The villainous foreman spreads a rumor of his rival's dark past to the sheriff, and soon Nevada and Cash join up with Cawthorne's gang in order to escape the sheriff. Unknown to Nevada, Cawthorne's gang takes its orders from Dillon, who is the leader of the rustlers. During a raid, Dillon shoots both Cash and Cawthorne, but Nevada learns of his treachery from his dying pal. Later in a confrontation, Nevada is wounded by Dillon but is saved by the arrival of the posse and the evidence given by the wounded Cawthorne against the leader.
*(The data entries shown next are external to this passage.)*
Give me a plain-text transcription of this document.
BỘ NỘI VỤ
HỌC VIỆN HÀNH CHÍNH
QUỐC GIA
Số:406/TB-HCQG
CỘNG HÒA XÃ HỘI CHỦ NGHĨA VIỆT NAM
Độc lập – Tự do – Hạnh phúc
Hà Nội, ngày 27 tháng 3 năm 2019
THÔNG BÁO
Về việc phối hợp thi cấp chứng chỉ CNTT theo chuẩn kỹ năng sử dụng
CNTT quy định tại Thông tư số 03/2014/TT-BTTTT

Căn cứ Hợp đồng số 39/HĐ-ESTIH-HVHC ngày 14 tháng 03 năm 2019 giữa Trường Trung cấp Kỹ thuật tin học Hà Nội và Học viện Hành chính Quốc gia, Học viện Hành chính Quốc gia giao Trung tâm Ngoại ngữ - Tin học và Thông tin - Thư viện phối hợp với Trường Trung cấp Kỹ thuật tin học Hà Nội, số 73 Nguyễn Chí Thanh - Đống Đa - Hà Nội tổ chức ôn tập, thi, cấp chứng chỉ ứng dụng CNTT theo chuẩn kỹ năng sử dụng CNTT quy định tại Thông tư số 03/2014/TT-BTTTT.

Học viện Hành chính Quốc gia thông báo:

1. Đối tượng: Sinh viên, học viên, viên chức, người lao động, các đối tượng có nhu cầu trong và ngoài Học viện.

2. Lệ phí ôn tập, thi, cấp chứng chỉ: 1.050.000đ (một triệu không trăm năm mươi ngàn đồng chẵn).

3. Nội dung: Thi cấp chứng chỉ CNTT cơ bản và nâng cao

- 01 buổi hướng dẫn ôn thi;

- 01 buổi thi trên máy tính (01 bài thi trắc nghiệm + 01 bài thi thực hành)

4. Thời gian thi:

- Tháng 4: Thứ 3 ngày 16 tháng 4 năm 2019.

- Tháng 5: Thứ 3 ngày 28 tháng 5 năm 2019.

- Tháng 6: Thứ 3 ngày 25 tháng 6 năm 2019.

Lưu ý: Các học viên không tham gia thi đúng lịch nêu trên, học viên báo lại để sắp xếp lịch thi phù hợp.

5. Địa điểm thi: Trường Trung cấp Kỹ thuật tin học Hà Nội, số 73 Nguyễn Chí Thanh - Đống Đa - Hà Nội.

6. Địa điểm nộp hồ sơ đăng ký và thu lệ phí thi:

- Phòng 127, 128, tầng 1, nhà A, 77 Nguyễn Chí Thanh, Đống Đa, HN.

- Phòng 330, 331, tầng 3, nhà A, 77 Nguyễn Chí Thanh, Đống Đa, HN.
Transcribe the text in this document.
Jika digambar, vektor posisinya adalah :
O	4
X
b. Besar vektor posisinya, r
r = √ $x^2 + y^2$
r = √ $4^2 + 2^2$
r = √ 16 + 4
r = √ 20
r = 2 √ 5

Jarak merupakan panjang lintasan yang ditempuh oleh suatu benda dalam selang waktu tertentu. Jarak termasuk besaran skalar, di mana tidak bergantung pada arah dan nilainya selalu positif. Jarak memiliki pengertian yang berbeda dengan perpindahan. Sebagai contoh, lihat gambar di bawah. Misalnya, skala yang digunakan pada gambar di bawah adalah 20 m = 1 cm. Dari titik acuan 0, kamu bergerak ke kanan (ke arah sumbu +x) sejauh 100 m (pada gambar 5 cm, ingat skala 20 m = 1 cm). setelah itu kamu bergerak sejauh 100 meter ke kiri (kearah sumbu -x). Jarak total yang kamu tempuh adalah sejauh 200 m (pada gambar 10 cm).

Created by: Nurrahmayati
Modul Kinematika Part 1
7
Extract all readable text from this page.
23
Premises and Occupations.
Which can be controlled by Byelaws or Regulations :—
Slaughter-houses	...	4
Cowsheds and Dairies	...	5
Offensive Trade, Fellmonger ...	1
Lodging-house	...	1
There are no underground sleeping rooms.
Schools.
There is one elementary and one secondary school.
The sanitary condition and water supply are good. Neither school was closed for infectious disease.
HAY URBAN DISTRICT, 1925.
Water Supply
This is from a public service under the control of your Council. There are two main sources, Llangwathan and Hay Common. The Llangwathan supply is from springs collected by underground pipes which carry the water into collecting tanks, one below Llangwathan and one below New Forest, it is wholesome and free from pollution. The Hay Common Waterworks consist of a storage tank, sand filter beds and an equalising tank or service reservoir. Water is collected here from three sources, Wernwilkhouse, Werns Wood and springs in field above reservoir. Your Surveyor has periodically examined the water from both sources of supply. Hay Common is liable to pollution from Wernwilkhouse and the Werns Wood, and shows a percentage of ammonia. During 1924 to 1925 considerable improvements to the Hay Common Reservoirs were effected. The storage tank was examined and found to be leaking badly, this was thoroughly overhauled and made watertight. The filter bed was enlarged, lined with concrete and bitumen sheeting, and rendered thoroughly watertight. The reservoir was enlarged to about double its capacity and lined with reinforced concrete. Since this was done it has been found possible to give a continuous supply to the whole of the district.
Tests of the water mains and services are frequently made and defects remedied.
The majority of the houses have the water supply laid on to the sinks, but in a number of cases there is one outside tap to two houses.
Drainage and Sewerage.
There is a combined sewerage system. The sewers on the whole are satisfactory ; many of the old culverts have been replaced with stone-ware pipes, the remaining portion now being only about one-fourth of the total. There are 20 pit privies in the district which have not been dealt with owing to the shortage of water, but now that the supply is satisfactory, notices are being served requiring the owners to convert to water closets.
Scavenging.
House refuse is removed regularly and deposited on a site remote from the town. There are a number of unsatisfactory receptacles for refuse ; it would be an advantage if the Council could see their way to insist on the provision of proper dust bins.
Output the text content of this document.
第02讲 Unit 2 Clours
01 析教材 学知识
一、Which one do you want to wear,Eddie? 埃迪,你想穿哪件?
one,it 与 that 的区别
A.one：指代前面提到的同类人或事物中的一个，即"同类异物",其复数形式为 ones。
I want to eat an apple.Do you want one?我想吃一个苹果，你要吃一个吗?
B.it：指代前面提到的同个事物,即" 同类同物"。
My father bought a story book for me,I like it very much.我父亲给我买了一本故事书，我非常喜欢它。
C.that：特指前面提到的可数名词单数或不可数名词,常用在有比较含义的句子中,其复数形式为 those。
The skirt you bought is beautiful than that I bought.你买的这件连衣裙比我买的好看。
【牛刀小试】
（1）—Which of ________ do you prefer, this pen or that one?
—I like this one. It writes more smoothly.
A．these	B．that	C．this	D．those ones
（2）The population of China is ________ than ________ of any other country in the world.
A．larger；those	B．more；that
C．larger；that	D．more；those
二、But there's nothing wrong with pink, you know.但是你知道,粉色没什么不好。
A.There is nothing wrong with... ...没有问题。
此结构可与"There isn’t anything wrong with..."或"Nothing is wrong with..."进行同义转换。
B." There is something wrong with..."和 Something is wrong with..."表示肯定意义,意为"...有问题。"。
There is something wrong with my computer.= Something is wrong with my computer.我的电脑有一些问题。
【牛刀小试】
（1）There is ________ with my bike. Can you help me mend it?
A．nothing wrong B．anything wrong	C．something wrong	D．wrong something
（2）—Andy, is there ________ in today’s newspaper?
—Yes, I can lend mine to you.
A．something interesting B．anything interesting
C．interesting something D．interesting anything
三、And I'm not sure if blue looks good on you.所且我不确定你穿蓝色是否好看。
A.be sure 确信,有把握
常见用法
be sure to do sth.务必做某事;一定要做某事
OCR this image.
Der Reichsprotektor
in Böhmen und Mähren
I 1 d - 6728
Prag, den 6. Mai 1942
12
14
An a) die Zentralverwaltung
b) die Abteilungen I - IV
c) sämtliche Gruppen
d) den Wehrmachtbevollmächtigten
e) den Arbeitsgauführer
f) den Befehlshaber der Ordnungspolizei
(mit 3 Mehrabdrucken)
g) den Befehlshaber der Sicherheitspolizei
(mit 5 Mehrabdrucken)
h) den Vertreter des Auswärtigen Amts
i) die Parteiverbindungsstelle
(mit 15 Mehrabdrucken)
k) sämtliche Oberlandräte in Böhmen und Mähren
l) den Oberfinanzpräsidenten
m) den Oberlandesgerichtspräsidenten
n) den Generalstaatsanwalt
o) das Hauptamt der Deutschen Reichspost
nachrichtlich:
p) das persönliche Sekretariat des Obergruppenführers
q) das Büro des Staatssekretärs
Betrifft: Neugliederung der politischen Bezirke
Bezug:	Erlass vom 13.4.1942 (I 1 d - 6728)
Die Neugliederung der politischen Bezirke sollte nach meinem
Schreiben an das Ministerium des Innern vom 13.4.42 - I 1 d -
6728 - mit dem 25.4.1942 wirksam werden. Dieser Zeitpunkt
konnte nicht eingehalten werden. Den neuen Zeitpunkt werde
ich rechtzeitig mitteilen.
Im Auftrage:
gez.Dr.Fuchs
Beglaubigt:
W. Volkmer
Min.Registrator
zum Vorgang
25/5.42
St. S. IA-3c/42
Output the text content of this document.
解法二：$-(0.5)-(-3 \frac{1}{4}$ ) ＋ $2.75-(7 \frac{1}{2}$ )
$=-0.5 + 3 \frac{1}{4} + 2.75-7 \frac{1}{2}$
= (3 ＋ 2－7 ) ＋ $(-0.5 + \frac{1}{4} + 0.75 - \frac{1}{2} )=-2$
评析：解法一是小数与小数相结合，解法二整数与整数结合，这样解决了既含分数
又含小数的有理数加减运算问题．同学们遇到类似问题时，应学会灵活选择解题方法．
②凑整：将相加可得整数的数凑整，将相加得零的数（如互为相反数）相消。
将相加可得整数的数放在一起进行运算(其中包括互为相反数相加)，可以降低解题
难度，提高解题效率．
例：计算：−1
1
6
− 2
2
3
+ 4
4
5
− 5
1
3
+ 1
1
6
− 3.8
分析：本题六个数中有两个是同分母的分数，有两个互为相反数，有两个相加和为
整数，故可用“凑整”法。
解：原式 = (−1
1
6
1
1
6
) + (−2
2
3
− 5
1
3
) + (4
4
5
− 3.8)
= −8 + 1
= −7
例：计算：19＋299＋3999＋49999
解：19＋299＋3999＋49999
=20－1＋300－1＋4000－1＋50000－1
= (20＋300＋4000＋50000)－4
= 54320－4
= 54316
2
With his reputation restored, Nevada is free to marry Hettie.

==Cast==
- Gary Cooper as Nevada
- Thelma Todd as Hettie Ide
- William Powell as Clan Dillon
- Philip Strange as Ben Ide
- Ernie Adams as Cash Burridge
- Christian J. Frank as Sheriff of Winthrop
- Ivan Christy as Cawthorne
- Guy Oliver as Lineville Sheriff
- Jim Corey as Bearded Henchman (uncredited)

==Production==
Parts of the film were shot in Zion National Park, Bryce Canyon, and Cedar Breaks National Monument.

==Remakes==
The picture was remade in 1935 with Buster Crabbe as Nevada and again in 1944 with Robert Mitchum in the same part, a well-received film in which Mitchum was "introduced" as "Bob Mitchum" (it was his first leading role but he'd appeared in smaller parts in earlier films). The latter picture represents the only time that Cooper and Mitchum played the same role in two different movies based upon the same story.

==Preservation==
Copies of Nevada survive and are held at the Library of Congress and George Eastman House Motion Picture Collection.